By Nick Simeone
American Forces Press Service
WASHINGTON, May 5, 2014 – The United States needs to remain closely engaged militarily with its Asian and Pacific allies, especially at a time when the region is watching with concern Russia’s behavior toward neighboring Ukraine, the top Air Force commander for the Asia-Pacific region said today.
“The importance of the Asia-Pacific to the future of the United States I don’t think can be overstated,” Air Force Gen. Herbert J. “Hawk” Carlisle told a discussion at the Center for Strategic and International Studies here, more than two years after the United States announced a strategic rebalance to the region. The rebalance includes plans to deploy 60 percent of its warships to the region by 2020 and an increase in American troop rotations there.
Carlisle noted that for Asian-Pacific nations dealing with territorial or internal disputes, Russia’s intervention in neighboring Ukraine and its annexation of Crimea are causing increasing concerns.
“What Russia is doing in Ukraine and Crimea has a direct effect on the Asia-Pacific,” he said, adding that Russia is becoming “increasingly active” in the Pacific, where the country has a long Eastern border, making its actions “a challenge for us in the Asia-Pacific as well as Europe.”
As area air defense commander, Carlisle’s command of 45,000 Pacific Air Forces airmen has him overseeing security for more than half the planet’s surface and the world’s five largest economies, as well as 60 percent of the planet’s population. “You can fit every land mass on the planet in the Pacific Ocean and still have room left over for another North American continent and another African continent,” the general noted.

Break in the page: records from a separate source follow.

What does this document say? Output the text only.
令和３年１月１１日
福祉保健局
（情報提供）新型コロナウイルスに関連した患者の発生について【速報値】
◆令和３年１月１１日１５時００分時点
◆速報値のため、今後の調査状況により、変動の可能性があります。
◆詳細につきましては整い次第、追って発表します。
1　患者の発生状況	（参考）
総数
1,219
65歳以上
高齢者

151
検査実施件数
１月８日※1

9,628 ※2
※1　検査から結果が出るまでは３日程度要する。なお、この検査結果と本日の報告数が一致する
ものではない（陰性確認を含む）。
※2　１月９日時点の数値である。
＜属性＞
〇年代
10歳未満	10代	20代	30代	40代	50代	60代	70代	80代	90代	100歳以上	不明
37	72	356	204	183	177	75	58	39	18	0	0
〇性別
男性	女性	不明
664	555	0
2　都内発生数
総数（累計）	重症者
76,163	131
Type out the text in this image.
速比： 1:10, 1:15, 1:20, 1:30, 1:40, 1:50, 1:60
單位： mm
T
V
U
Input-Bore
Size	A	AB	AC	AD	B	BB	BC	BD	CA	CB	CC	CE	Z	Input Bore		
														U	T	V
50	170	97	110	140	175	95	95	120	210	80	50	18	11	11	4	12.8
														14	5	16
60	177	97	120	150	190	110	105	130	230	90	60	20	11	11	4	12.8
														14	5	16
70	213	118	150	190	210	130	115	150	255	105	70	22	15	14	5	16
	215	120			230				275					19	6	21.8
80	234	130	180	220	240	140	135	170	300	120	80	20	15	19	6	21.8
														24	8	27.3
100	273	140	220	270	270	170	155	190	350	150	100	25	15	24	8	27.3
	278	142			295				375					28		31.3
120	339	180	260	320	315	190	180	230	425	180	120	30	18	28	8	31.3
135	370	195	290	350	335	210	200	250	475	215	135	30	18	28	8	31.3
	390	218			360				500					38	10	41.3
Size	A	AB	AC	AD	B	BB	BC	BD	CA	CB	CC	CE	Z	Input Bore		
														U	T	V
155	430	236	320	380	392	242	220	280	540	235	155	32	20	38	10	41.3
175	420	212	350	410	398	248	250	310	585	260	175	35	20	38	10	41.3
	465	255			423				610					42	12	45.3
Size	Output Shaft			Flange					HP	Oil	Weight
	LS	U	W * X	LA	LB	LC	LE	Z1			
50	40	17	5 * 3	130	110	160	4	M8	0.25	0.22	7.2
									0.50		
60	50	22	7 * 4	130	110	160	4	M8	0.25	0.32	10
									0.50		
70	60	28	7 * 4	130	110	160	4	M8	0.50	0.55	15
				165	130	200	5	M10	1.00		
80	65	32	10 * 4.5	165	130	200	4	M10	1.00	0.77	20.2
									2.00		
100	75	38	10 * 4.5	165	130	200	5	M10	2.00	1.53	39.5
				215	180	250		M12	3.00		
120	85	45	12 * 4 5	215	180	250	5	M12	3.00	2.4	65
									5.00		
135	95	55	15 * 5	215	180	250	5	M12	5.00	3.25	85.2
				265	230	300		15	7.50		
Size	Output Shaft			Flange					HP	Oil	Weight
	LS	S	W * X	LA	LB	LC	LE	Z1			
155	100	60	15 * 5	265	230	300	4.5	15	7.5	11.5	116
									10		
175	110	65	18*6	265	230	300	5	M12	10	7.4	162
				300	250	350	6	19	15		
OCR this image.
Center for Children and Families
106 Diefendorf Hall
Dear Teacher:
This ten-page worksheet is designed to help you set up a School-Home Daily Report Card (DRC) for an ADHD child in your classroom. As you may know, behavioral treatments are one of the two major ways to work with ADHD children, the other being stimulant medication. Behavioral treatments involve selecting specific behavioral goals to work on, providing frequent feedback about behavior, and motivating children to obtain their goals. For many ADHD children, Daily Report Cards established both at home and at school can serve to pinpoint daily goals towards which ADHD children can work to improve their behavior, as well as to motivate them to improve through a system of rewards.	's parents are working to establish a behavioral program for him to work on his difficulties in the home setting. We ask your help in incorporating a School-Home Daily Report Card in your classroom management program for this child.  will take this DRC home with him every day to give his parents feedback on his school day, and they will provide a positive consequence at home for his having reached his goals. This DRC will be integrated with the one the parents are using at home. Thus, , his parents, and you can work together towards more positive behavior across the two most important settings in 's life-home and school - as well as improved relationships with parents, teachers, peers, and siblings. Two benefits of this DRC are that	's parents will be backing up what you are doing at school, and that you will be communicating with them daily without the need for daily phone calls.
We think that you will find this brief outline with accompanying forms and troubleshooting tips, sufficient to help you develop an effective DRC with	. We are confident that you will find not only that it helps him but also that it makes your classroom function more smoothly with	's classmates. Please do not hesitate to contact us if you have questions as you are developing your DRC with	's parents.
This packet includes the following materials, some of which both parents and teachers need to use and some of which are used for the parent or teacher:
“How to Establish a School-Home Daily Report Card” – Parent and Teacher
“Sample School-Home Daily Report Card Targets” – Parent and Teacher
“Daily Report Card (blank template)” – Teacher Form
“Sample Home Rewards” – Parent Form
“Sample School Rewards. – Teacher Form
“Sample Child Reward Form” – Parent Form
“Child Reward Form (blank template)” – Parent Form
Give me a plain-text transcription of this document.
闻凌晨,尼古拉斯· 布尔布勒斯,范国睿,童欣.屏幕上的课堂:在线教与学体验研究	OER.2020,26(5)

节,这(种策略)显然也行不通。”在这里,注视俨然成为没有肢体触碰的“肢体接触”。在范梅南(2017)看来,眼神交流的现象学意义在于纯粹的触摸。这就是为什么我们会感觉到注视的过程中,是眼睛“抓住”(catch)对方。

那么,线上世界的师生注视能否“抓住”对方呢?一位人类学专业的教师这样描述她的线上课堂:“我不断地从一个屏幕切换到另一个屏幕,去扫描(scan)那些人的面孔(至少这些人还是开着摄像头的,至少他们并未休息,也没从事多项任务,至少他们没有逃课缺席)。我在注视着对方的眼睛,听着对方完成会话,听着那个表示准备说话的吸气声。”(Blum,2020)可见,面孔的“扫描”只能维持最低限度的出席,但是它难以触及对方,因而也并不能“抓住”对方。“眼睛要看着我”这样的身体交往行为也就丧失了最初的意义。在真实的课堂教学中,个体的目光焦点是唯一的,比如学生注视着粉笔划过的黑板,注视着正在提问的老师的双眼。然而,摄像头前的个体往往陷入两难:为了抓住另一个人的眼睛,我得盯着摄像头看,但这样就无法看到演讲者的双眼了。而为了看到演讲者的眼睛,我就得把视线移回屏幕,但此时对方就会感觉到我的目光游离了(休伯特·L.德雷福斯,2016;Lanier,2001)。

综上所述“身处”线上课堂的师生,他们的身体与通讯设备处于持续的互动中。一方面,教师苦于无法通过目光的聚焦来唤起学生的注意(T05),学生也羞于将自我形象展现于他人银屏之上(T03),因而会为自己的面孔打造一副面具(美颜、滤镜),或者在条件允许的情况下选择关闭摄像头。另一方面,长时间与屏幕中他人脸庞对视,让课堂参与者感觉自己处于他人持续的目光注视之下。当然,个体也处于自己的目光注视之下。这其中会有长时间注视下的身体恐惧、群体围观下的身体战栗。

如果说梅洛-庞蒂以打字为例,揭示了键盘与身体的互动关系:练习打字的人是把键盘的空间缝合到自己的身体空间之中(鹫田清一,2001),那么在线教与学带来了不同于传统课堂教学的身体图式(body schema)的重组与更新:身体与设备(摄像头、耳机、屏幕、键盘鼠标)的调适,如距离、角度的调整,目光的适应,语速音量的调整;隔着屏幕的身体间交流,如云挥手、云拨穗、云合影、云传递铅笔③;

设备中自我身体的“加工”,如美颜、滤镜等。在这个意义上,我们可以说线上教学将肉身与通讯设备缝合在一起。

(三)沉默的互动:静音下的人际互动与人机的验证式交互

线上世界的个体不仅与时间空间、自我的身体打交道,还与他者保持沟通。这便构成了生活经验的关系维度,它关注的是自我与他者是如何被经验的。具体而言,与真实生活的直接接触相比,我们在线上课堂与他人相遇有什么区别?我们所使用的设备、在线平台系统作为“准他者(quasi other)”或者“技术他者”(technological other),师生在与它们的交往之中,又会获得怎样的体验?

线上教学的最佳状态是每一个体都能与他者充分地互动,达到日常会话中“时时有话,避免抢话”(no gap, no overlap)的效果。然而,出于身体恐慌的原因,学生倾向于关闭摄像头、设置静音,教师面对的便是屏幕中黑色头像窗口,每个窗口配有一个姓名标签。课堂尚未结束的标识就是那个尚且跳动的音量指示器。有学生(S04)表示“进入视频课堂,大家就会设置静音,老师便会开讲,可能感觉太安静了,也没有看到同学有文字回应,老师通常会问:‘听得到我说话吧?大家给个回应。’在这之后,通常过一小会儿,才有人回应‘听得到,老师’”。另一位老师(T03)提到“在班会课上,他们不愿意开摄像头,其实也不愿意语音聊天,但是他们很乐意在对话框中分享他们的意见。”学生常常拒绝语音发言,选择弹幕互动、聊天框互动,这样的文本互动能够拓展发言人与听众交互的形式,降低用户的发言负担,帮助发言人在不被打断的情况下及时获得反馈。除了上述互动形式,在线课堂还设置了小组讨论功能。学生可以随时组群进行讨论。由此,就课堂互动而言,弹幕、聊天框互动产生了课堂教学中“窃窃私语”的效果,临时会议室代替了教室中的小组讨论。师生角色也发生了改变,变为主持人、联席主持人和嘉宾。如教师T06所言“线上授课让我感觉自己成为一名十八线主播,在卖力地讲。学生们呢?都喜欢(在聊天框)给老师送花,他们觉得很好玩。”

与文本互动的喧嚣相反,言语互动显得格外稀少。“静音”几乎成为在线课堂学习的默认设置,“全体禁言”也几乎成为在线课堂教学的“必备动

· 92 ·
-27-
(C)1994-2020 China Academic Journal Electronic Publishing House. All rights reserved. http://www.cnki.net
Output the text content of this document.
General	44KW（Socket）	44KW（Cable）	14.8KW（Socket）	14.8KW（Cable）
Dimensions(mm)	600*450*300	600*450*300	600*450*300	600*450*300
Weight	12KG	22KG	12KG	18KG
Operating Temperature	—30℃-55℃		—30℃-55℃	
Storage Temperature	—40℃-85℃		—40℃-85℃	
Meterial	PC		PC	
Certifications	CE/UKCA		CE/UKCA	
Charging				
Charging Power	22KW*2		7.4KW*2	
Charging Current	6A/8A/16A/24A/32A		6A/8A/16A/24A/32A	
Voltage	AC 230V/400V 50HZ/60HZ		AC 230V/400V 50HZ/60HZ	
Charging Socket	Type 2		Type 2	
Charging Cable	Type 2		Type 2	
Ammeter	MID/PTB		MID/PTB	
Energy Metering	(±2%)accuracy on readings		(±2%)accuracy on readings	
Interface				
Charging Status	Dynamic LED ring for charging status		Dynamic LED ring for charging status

A host of potential conflicts challenge the security of the United States and its allies in the region, including ongoing tensions with North Korea, China currently involved in several territorial disputes with its Asian neighbors, as well as cataclysmic natural disasters that often require a U.S. response -- just a few of the potential flash points he listed.
“The tension on the Korean Peninsula is truly as tight as it’s ever been, and it appears that it’s getting worse and more of a challenge,” Carlisle said, pointing to the North’s ongoing threats of missile and nuclear tests as well as last year’s sudden execution of leader Kim Jong Un’s uncle, who had been considered the second most powerful figure in Pyongyang.
One of the toughest challenges, he said, is safeguarding the United States and its allies from region’s stockpile of missiles. “The largest missile arsenals in the world are in Russia, China and North Korea,” he added, “and most of them are pointed at either us or our friends and allies.”
Last year’s federal budget sequester had the effect of slowing down the number of U.S. military regional engagements, Carlisle said, but that has since picked up, with the total number set to be about 400 this year. But he warned that the challenges to regional security continue to exceed the capacity of the United States.
“Today, I believe that we have more mission than we have money, manpower or time, and I believe it’s going to stay that way for the foreseeable future,” he said. So it’s increasingly important, he added, for the United States to maintain an increasingly forward presence.
Relationships, he said, are fundamental. “We need to be closer to our allies and partners and friends in the region,” Carlisle said.